Newswise — mRNA vaccines have shown high efficacy in preventing severe COVID-19, but breakthrough infections, emerging variants, and waning antibody levels have warranted the use of boosters. Although mRNA boosters have been widely implemented, the extent to which pre-existing immunity influences the efficacy of boosters remains unclear.

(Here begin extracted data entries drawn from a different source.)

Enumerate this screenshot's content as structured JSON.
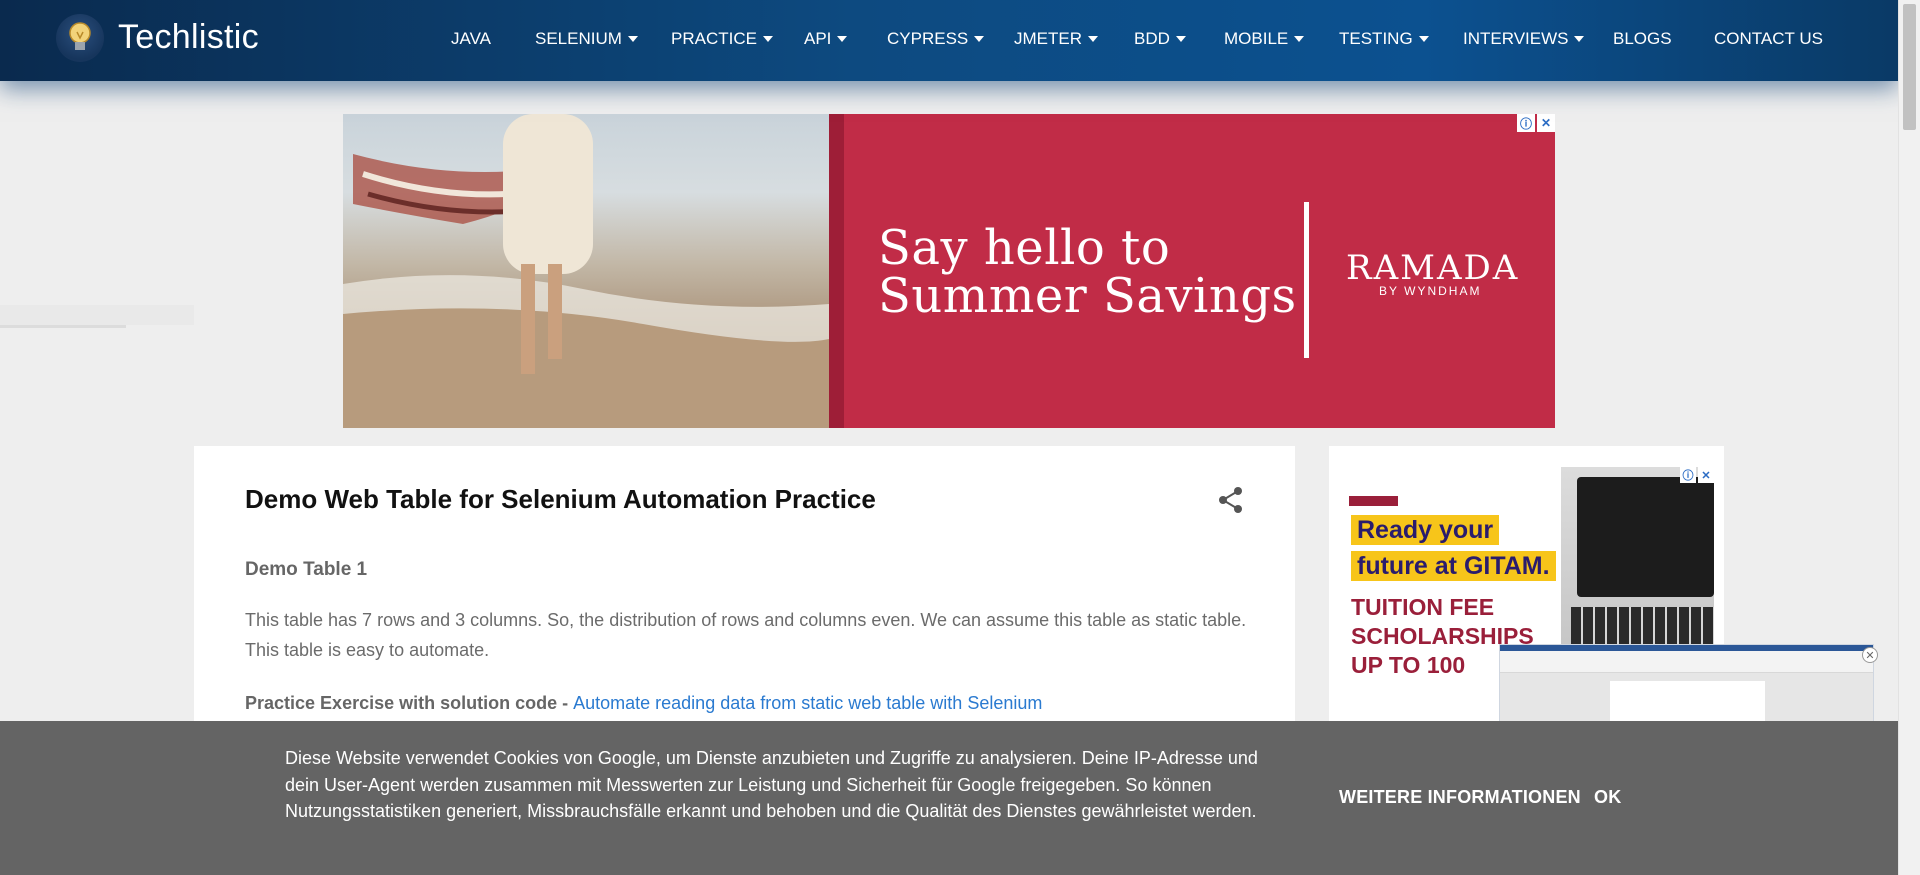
{
  "header": {
    "site_title": "Techlistic",
    "logo_icon": "lightbulb-icon",
    "nav": [
      {
        "label": "JAVA",
        "dropdown": false
      },
      {
        "label": "SELENIUM",
        "dropdown": true
      },
      {
        "label": "PRACTICE",
        "dropdown": true
      },
      {
        "label": "API",
        "dropdown": true
      },
      {
        "label": "CYPRESS",
        "dropdown": true
      },
      {
        "label": "JMETER",
        "dropdown": true
      },
      {
        "label": "BDD",
        "dropdown": true
      },
      {
        "label": "MOBILE",
        "dropdown": true
      },
      {
        "label": "TESTING",
        "dropdown": true
      },
      {
        "label": "INTERVIEWS",
        "dropdown": true
      },
      {
        "label": "BLOGS",
        "dropdown": false
      },
      {
        "label": "CONTACT US",
        "dropdown": false
      }
    ]
  },
  "ad_top": {
    "headline_line1": "Say hello to",
    "headline_line2": "Summer Savings",
    "brand": "RAMADA",
    "brand_sub": "BY WYNDHAM",
    "info_icon": "info-icon",
    "close_icon": "close-icon",
    "color": "#c12c47"
  },
  "post": {
    "title": "Demo Web Table for Selenium Automation Practice",
    "subheading": "Demo Table 1",
    "paragraph": "This table has 7 rows and 3 columns. So, the distribution of rows and columns even. We can assume this table as static table. This table is easy to automate.",
    "exercise_label": "Practice Exercise with solution code - ",
    "exercise_link": "Automate reading data from static web table with Selenium",
    "share_icon": "share-icon"
  },
  "side_ad": {
    "line1": "Ready your",
    "line2": "future at GITAM.",
    "tuition_1": "TUITION FEE",
    "tuition_2": "SCHOLARSHIPS",
    "tuition_3": "UP TO 100"
  },
  "cookie": {
    "text": "Diese Website verwendet Cookies von Google, um Dienste anzubieten und Zugriffe zu analysieren. Deine IP-Adresse und dein User-Agent werden zusammen mit Messwerten zur Leistung und Sicherheit für Google freigegeben. So können Nutzungsstatistiken generiert, Missbrauchsfälle erkannt und behoben und die Qualität des Dienstes gewährleistet werden.",
    "more_info": "WEITERE INFORMATIONEN",
    "ok": "OK"
  }
}
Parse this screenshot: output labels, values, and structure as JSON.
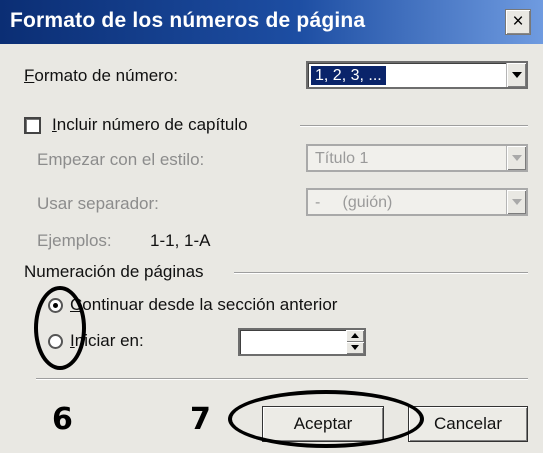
{
  "dialog": {
    "title": "Formato de los números de página",
    "close_glyph": "×"
  },
  "number_format": {
    "label_accel": "F",
    "label_rest": "ormato de número:",
    "value": "1, 2, 3, ..."
  },
  "chapter": {
    "checkbox_checked": false,
    "label_accel": "I",
    "label_rest": "ncluir número de capítulo",
    "start_style_label": "Empezar con el estilo:",
    "start_style_value": "Título 1",
    "separator_label": "Usar separador:",
    "separator_value": "-     (guión)",
    "examples_label": "Ejemplos:",
    "examples_value": "1-1, 1-A"
  },
  "page_numbering": {
    "group_label": "Numeración de páginas",
    "options": [
      {
        "accel": "C",
        "rest": "ontinuar desde la sección anterior",
        "checked": true
      },
      {
        "accel": "I",
        "rest": "niciar en:",
        "checked": false
      }
    ],
    "start_at_value": ""
  },
  "buttons": {
    "ok": "Aceptar",
    "cancel": "Cancelar"
  },
  "annotations": {
    "step_6": "6",
    "step_7": "7"
  }
}
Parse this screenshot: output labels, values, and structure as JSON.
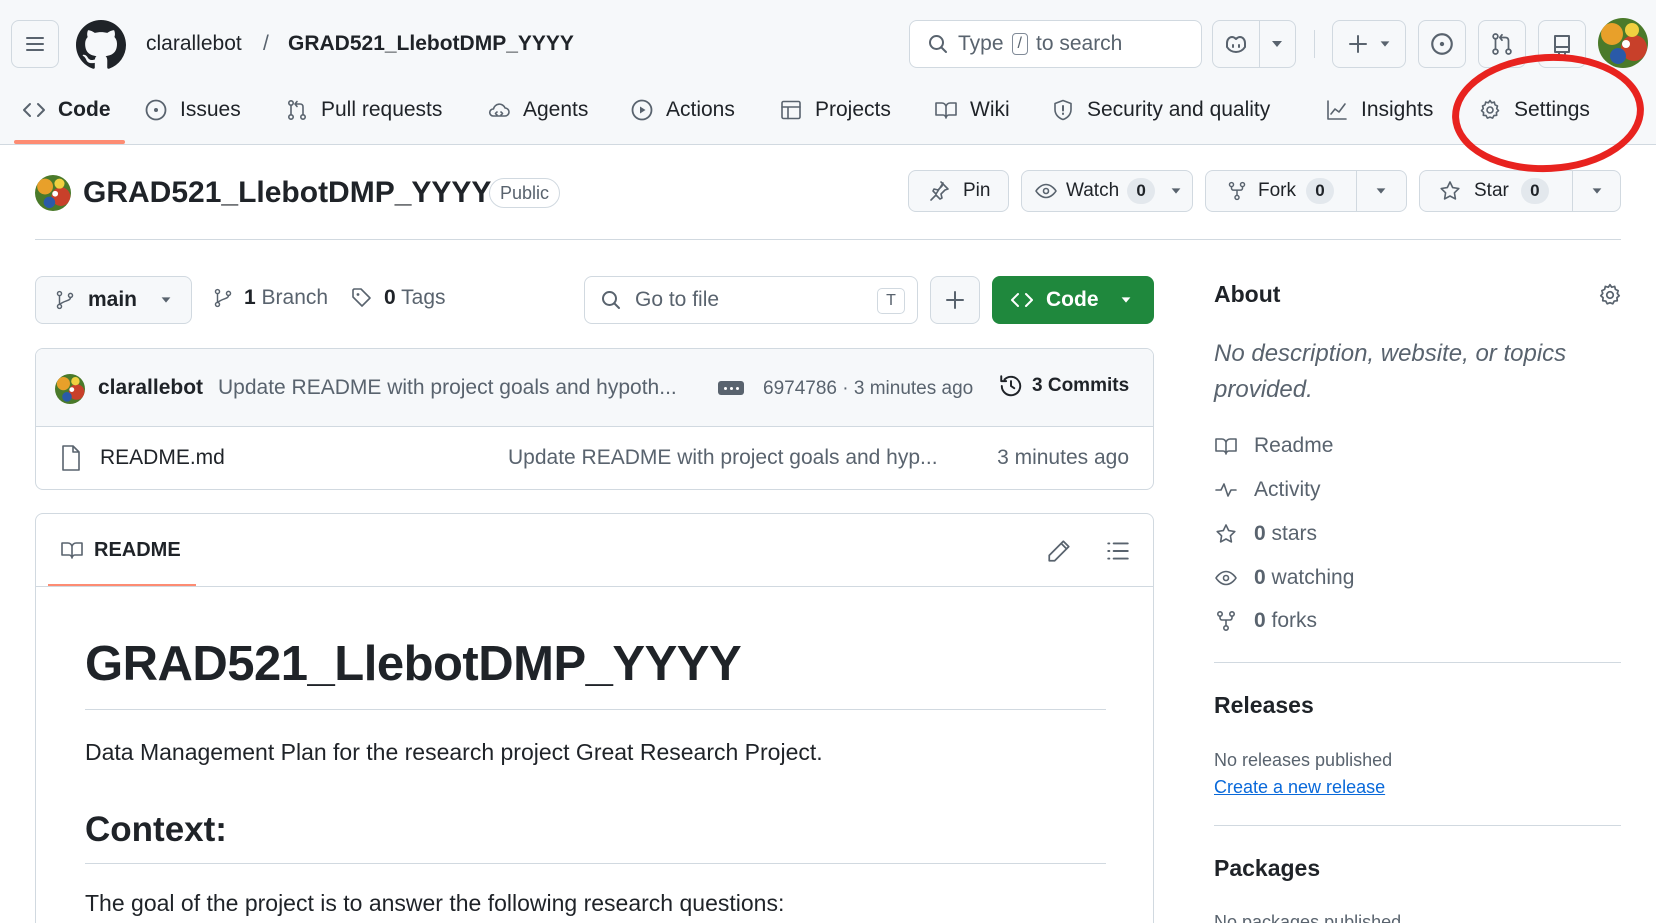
{
  "header": {
    "owner": "clarallebot",
    "separator": "/",
    "repo": "GRAD521_LlebotDMP_YYYY",
    "search": {
      "prefix": "Type",
      "key": "/",
      "suffix": "to search"
    }
  },
  "nav": {
    "tabs": [
      {
        "label": "Code",
        "icon": "code-icon",
        "selected": true
      },
      {
        "label": "Issues",
        "icon": "issue-icon"
      },
      {
        "label": "Pull requests",
        "icon": "pull-request-icon"
      },
      {
        "label": "Agents",
        "icon": "agents-icon"
      },
      {
        "label": "Actions",
        "icon": "play-icon"
      },
      {
        "label": "Projects",
        "icon": "table-icon"
      },
      {
        "label": "Wiki",
        "icon": "book-icon"
      },
      {
        "label": "Security and quality",
        "icon": "shield-icon"
      },
      {
        "label": "Insights",
        "icon": "graph-icon"
      },
      {
        "label": "Settings",
        "icon": "gear-icon"
      }
    ]
  },
  "repo": {
    "title": "GRAD521_LlebotDMP_YYYY",
    "visibility": "Public",
    "pin_label": "Pin",
    "watch_label": "Watch",
    "watch_count": "0",
    "fork_label": "Fork",
    "fork_count": "0",
    "star_label": "Star",
    "star_count": "0"
  },
  "filenav": {
    "branch": "main",
    "branch_count": "1",
    "branch_label": "Branch",
    "tag_count": "0",
    "tag_label": "Tags",
    "gofile_placeholder": "Go to file",
    "gofile_key": "T",
    "code_label": "Code"
  },
  "commit": {
    "author": "clarallebot",
    "message": "Update README with project goals and hypoth...",
    "sha_time": "6974786 · 3 minutes ago",
    "commits_label": "3 Commits"
  },
  "files": [
    {
      "name": "README.md",
      "commit": "Update README with project goals and hyp...",
      "age": "3 minutes ago"
    }
  ],
  "readme": {
    "tab_label": "README",
    "h1": "GRAD521_LlebotDMP_YYYY",
    "p1": "Data Management Plan for the research project Great Research Project.",
    "h2": "Context:",
    "p2": "The goal of the project is to answer the following research questions:"
  },
  "sidebar": {
    "about_title": "About",
    "about_desc": "No description, website, or topics provided.",
    "readme": "Readme",
    "activity": "Activity",
    "stars_count": "0",
    "stars_label": "stars",
    "watching_count": "0",
    "watching_label": "watching",
    "forks_count": "0",
    "forks_label": "forks",
    "releases_title": "Releases",
    "releases_none": "No releases published",
    "releases_create": "Create a new release",
    "packages_title": "Packages",
    "packages_none": "No packages published"
  },
  "colors": {
    "accent_underline": "#fd8c73",
    "code_button": "#1f883d",
    "link": "#0969da",
    "annotation": "#e8231f"
  }
}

In a cohort of individuals primed with the mRNA-1273 or BNT 162b2 vaccines, we observed that lower spike-specific antibody levels before the boost were associated with higher fold-increase in spike-specific antibody levels after boost, suggesting that pre-existing antibodies to SARS-CoV-2 downmodulate the immunogenicity of mRNA-based vaccines. Similar effects were observed in mice that received mRNA-based SARS-CoV-2 vaccines AND HIV-1 vaccines. Our subsequent studies in mice show that pre-existing antibodies against the antigen encoded by the mRNA vaccine itself accelerate the clearance of vaccine antigen following booster vaccination, via Fc-dependent mechanisms, limiting the amount of antigen available to prime B cell responses. These data suggest that transient downmodulation of antibody effector functions may improve the efficacy of mRNA boosters against SARS-CoV-2 and other diseases.